Despite the fact that I have lived in Greece for 14 years I only recently had the opportunity to attend a traditional engagement party: Apparently they have been out of fashion and are now making a comeback.
The lucky bride to be was one of my husband’s myriad cousins.. My husband has more relatives than a stray dog has fleas! No stone had been left unturned in the search for second cousins three times removed and looking round I had to commend them for the thoroughness of their search: One or two of the older guests looked like may have been dug up just so that they didn’t miss out. As a result it was quite a big celebration and an entire restaurant had been booked for the occasion
I was a little dismayed to be seated at a table with a couple of these death defying ancients and it was therefore something of a relief when we were joined by an accountant and his wife. Wine was served and not wanting to drink on an empty stomach I took an almond cake from a plate in the middle of the table and commenced nibbling and sipping while things got underway.
The happy couple got up to dance drawing my attention to the area which had been cleared for this purpose. It was festooned with pink and white balloons which clashed unhappily with the orange and green décor of the venue. The balloons formed an arch over what appeared to be a premature wedding cake, but what do I know?
The couple were joined by a priest who sang something unintelligible which was greeted by a round of applause as the groom placed a ring on his intended’s finger. Meanwhile waiters served all the guests with a glass of opaque white liquid which tasted of almonds
It was time to present our gifts, always jewelry on these occasions, so each guest went up in turn and fastened their offerings on the appropriate part of the couple’s anatomy. Seeing the plethora of crosses, rings and bracelets appearing I started to have doubts about the gold, diamond studded padlock I had chosen but reasoned that it was only fair that somebody should warn them...
My misgivings evaporated however when I returned to our table and was greeted by a curt nod from the ancient aunt accompanied by the comment “A good wife should always obey her husband”. My husband nodded in apparent agreement and took a sip of his almond cordial while I gave some thought to other things that taste like almonds and the waiters obligingly presented us with dishes of the damned things, sugared!

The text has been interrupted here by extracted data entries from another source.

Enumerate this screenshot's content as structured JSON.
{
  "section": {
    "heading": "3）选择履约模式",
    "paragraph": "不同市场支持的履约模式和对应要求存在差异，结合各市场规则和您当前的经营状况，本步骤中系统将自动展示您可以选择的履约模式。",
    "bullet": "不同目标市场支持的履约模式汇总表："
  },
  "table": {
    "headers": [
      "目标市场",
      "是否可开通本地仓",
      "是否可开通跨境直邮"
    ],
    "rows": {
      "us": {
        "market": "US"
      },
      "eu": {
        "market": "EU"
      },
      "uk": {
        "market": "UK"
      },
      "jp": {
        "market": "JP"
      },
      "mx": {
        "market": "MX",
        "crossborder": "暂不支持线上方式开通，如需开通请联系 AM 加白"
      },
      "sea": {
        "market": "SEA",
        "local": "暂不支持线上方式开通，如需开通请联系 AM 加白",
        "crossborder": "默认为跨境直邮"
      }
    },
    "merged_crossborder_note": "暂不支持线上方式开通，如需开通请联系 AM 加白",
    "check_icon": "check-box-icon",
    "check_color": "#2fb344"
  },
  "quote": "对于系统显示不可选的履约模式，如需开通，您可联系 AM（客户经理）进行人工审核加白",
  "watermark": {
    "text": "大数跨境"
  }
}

Just as I was beginning to wonder if it was a marzipan flavor theme party the waiters reappeared with salad, chips and tzatziki. This is a sure sign that real food is on its way and I perked up a bit. “Real food” arrived in the form of something that looked like a doughnut but tasted of cheese and some little pies….
…cheese pies! I suspected that definite pattern was taking shape; my suspicions were soon confirmed by the arrival of a platter of mixed cheeses.

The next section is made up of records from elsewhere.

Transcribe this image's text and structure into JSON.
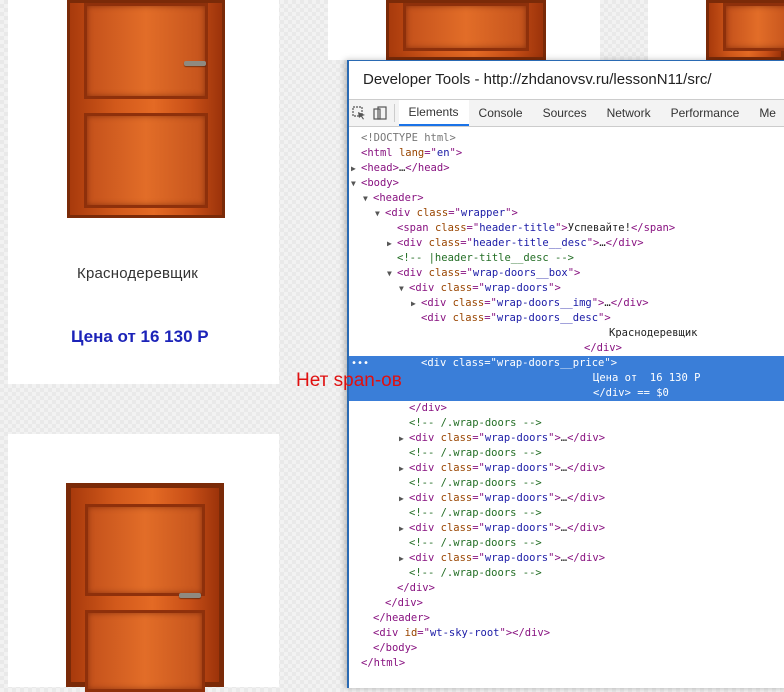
{
  "page": {
    "card1": {
      "title": "Краснодеревщик",
      "price": "Цена от 16 130 Р"
    },
    "annotation": "Нет span-ов"
  },
  "devtools": {
    "title": "Developer Tools - http://zhdanovsv.ru/lessonN11/src/",
    "tabs": [
      "Elements",
      "Console",
      "Sources",
      "Network",
      "Performance",
      "Me"
    ],
    "active_tab": "Elements",
    "selected_suffix": "== $0",
    "lines": [
      {
        "indent": 0,
        "tri": "",
        "html": "<!DOCTYPE html>",
        "kind": "doctype"
      },
      {
        "indent": 0,
        "tri": "",
        "open": "html",
        "attrs": [
          [
            "lang",
            "en"
          ]
        ],
        "kind": "open"
      },
      {
        "indent": 0,
        "tri": "▶",
        "open": "head",
        "collapsed": "head",
        "kind": "collapsed"
      },
      {
        "indent": 0,
        "tri": "▼",
        "open": "body",
        "kind": "open"
      },
      {
        "indent": 1,
        "tri": "▼",
        "open": "header",
        "kind": "open"
      },
      {
        "indent": 2,
        "tri": "▼",
        "open": "div",
        "attrs": [
          [
            "class",
            "wrapper"
          ]
        ],
        "kind": "open"
      },
      {
        "indent": 3,
        "tri": "",
        "open": "span",
        "attrs": [
          [
            "class",
            "header-title"
          ]
        ],
        "text": "Успевайте!",
        "close": "span",
        "kind": "inline"
      },
      {
        "indent": 3,
        "tri": "▶",
        "open": "div",
        "attrs": [
          [
            "class",
            "header-title__desc"
          ]
        ],
        "collapsed": "div",
        "kind": "collapsed"
      },
      {
        "indent": 3,
        "tri": "",
        "comment": "<!-- |header-title__desc -->",
        "kind": "comment"
      },
      {
        "indent": 3,
        "tri": "▼",
        "open": "div",
        "attrs": [
          [
            "class",
            "wrap-doors__box"
          ]
        ],
        "kind": "open"
      },
      {
        "indent": 4,
        "tri": "▼",
        "open": "div",
        "attrs": [
          [
            "class",
            "wrap-doors"
          ]
        ],
        "kind": "open"
      },
      {
        "indent": 5,
        "tri": "▶",
        "open": "div",
        "attrs": [
          [
            "class",
            "wrap-doors__img"
          ]
        ],
        "collapsed": "div",
        "kind": "collapsed"
      },
      {
        "indent": 5,
        "tri": "",
        "open": "div",
        "attrs": [
          [
            "class",
            "wrap-doors__desc"
          ]
        ],
        "kind": "open"
      },
      {
        "indent": 0,
        "tri": "",
        "text": "Краснодеревщик",
        "kind": "text",
        "pad": 260
      },
      {
        "indent": 6,
        "tri": "",
        "endtag": "div",
        "kind": "end",
        "pad": 235
      },
      {
        "indent": 5,
        "tri": "",
        "open": "div",
        "attrs": [
          [
            "class",
            "wrap-doors__price"
          ]
        ],
        "kind": "open",
        "selected": true
      },
      {
        "indent": 0,
        "tri": "",
        "text": "Цена от  16 130 Р",
        "kind": "text",
        "pad": 244,
        "selected": true
      },
      {
        "indent": 0,
        "tri": "",
        "endtag": "div",
        "kind": "end",
        "pad": 244,
        "selected": true,
        "suffix": true
      },
      {
        "indent": 4,
        "tri": "",
        "endtag": "div",
        "kind": "end"
      },
      {
        "indent": 4,
        "tri": "",
        "comment": "<!-- /.wrap-doors -->",
        "kind": "comment"
      },
      {
        "indent": 4,
        "tri": "▶",
        "open": "div",
        "attrs": [
          [
            "class",
            "wrap-doors"
          ]
        ],
        "collapsed": "div",
        "kind": "collapsed"
      },
      {
        "indent": 4,
        "tri": "",
        "comment": "<!-- /.wrap-doors -->",
        "kind": "comment"
      },
      {
        "indent": 4,
        "tri": "▶",
        "open": "div",
        "attrs": [
          [
            "class",
            "wrap-doors"
          ]
        ],
        "collapsed": "div",
        "kind": "collapsed"
      },
      {
        "indent": 4,
        "tri": "",
        "comment": "<!-- /.wrap-doors -->",
        "kind": "comment"
      },
      {
        "indent": 4,
        "tri": "▶",
        "open": "div",
        "attrs": [
          [
            "class",
            "wrap-doors"
          ]
        ],
        "collapsed": "div",
        "kind": "collapsed"
      },
      {
        "indent": 4,
        "tri": "",
        "comment": "<!-- /.wrap-doors -->",
        "kind": "comment"
      },
      {
        "indent": 4,
        "tri": "▶",
        "open": "div",
        "attrs": [
          [
            "class",
            "wrap-doors"
          ]
        ],
        "collapsed": "div",
        "kind": "collapsed"
      },
      {
        "indent": 4,
        "tri": "",
        "comment": "<!-- /.wrap-doors -->",
        "kind": "comment"
      },
      {
        "indent": 4,
        "tri": "▶",
        "open": "div",
        "attrs": [
          [
            "class",
            "wrap-doors"
          ]
        ],
        "collapsed": "div",
        "kind": "collapsed"
      },
      {
        "indent": 4,
        "tri": "",
        "comment": "<!-- /.wrap-doors -->",
        "kind": "comment"
      },
      {
        "indent": 3,
        "tri": "",
        "endtag": "div",
        "kind": "end"
      },
      {
        "indent": 2,
        "tri": "",
        "endtag": "div",
        "kind": "end"
      },
      {
        "indent": 1,
        "tri": "",
        "endtag": "header",
        "kind": "end"
      },
      {
        "indent": 1,
        "tri": "",
        "open": "div",
        "attrs": [
          [
            "id",
            "wt-sky-root"
          ]
        ],
        "text": "",
        "close": "div",
        "kind": "inline"
      },
      {
        "indent": 1,
        "tri": "",
        "endtag": "body",
        "kind": "end"
      },
      {
        "indent": 0,
        "tri": "",
        "endtag": "html",
        "kind": "end"
      }
    ]
  }
}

Ancient uncle Apostolidias was turning out to be quite entertaining, in distinct contrast to his self righteous and obedient” wife who kept up a steady stream of complaints about everything from the heat outside, the air conditioning inside and the strong smell of cheese.
Apostolidias had joined me in battling the cheesy odors and his wife’s whinging by burying his nose in a wineglass. He was also attacking every plate of food with the gusto of one who knows that his future meals are numbered.

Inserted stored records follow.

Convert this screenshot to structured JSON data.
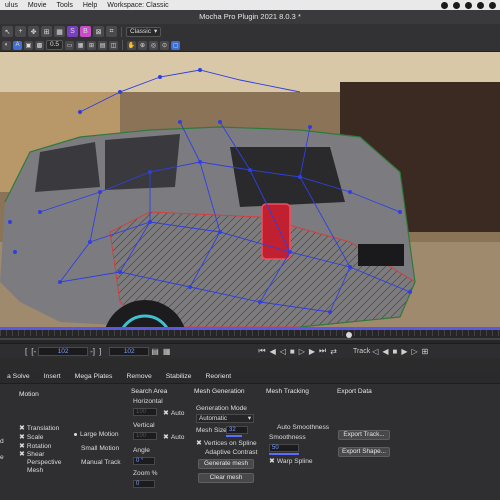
{
  "menubar": {
    "items": [
      "ulus",
      "Movie",
      "Tools",
      "Help",
      "Workspace: Classic"
    ]
  },
  "window": {
    "title": "Mocha Pro Plugin 2021 8.0.3 *"
  },
  "toolbar": {
    "view_preset": "Classic",
    "zoom_value": "0.5"
  },
  "timeline": {
    "in_frame": "102",
    "out_frame": "102",
    "track_label": "Track"
  },
  "tabs": [
    "a Solve",
    "Insert",
    "Mega Plates",
    "Remove",
    "Stabilize",
    "Reorient"
  ],
  "panel": {
    "motion": {
      "header": "Motion",
      "translation": "Translation",
      "scale": "Scale",
      "rotation": "Rotation",
      "shear": "Shear",
      "perspective": "Perspective",
      "mesh": "Mesh",
      "left_clip_1": "d",
      "left_clip_2": "e"
    },
    "motion_size": {
      "large": "Large Motion",
      "small": "Small Motion",
      "manual": "Manual Track"
    },
    "search_area": {
      "header": "Search Area",
      "horizontal": "Horizontal",
      "horizontal_value": "100",
      "auto": "Auto",
      "vertical": "Vertical",
      "vertical_value": "100",
      "angle": "Angle",
      "angle_value": "0 °",
      "zoom": "Zoom %",
      "zoom_value": "0"
    },
    "mesh_generation": {
      "header": "Mesh Generation",
      "mode_label": "Generation Mode",
      "mode_value": "Automatic",
      "mesh_size_label": "Mesh Size",
      "mesh_size_value": "32",
      "vertices_on_spline": "Vertices on Spline",
      "adaptive_contrast": "Adaptive Contrast",
      "generate_button": "Generate mesh",
      "clear_button": "Clear mesh"
    },
    "mesh_tracking": {
      "header": "Mesh Tracking",
      "auto_smoothness": "Auto Smoothness",
      "smoothness_label": "Smoothness",
      "smoothness_value": "50",
      "warp_spline": "Warp Spline"
    },
    "export": {
      "header": "Export Data",
      "track_button": "Export Track...",
      "shape_button": "Export Shape..."
    }
  },
  "colors": {
    "accent": "#5b6cff",
    "mesh_line": "#2f3fe0",
    "spline_outline": "#d04040",
    "tracked_region": "#7a5a3a"
  }
}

The next dishes to arrive were spit roasted pork and pork sausages. No surprises there then. I nibbled here and there wondering if there was any more pork in the offing and marveling at the capacity of Apostolidias’ stomach as he tucked in and ignored his wife’s mutterings about cholesterol, salt and high blood pressure, he was a man on a mission and didn’t so much as pause for breath when presented with a pork chop.
The waiters were having a hard time finding space on the table and their juggling was fair entertainment in the circumstances. Most of the guests were so full that they couldn’t even look at the chops let alone eat them. The wine on the other hand was disappearing faster than water in an African drought.
At this point the newly engaged couple got up to make a champagne toast and cut the cake which was then deftly removed so that they could dance again. Before long some jolly “let’s all join in” types started bustling round the room dragging reluctant, overfed guests from their seats before herding them onto the dance floor. Even my husband who has two left legs didn’t escape their enthusiasm.
When we returned to our table we found that the waiters had taken advantage of our absence to serve the cake. Completely undaunted by the lack of space they had balanced plates of cake on top of our uneaten chops. Barely able to see each other over the mounds of uneaten food most of the guests, myself included, returned to the dance floor where the effect of the steady stream of wine meant that hair was let down and shoes were kicked off and everybody, including the grumpy aunt but excluding my “I don’t dance, you can’t make me “husband, got down to getting down in a way that only the Greeks can.
As I sashayed past uncle Apostolidias making a death defying leap into the air and kicking one leg up higher than his head I made a mental note to seek him out at the next family gathering and ply him with alcohol. The resultant geriatric acrobatics were a sight to be seen and almost made the combination of almonds cheese and pork worthwhile.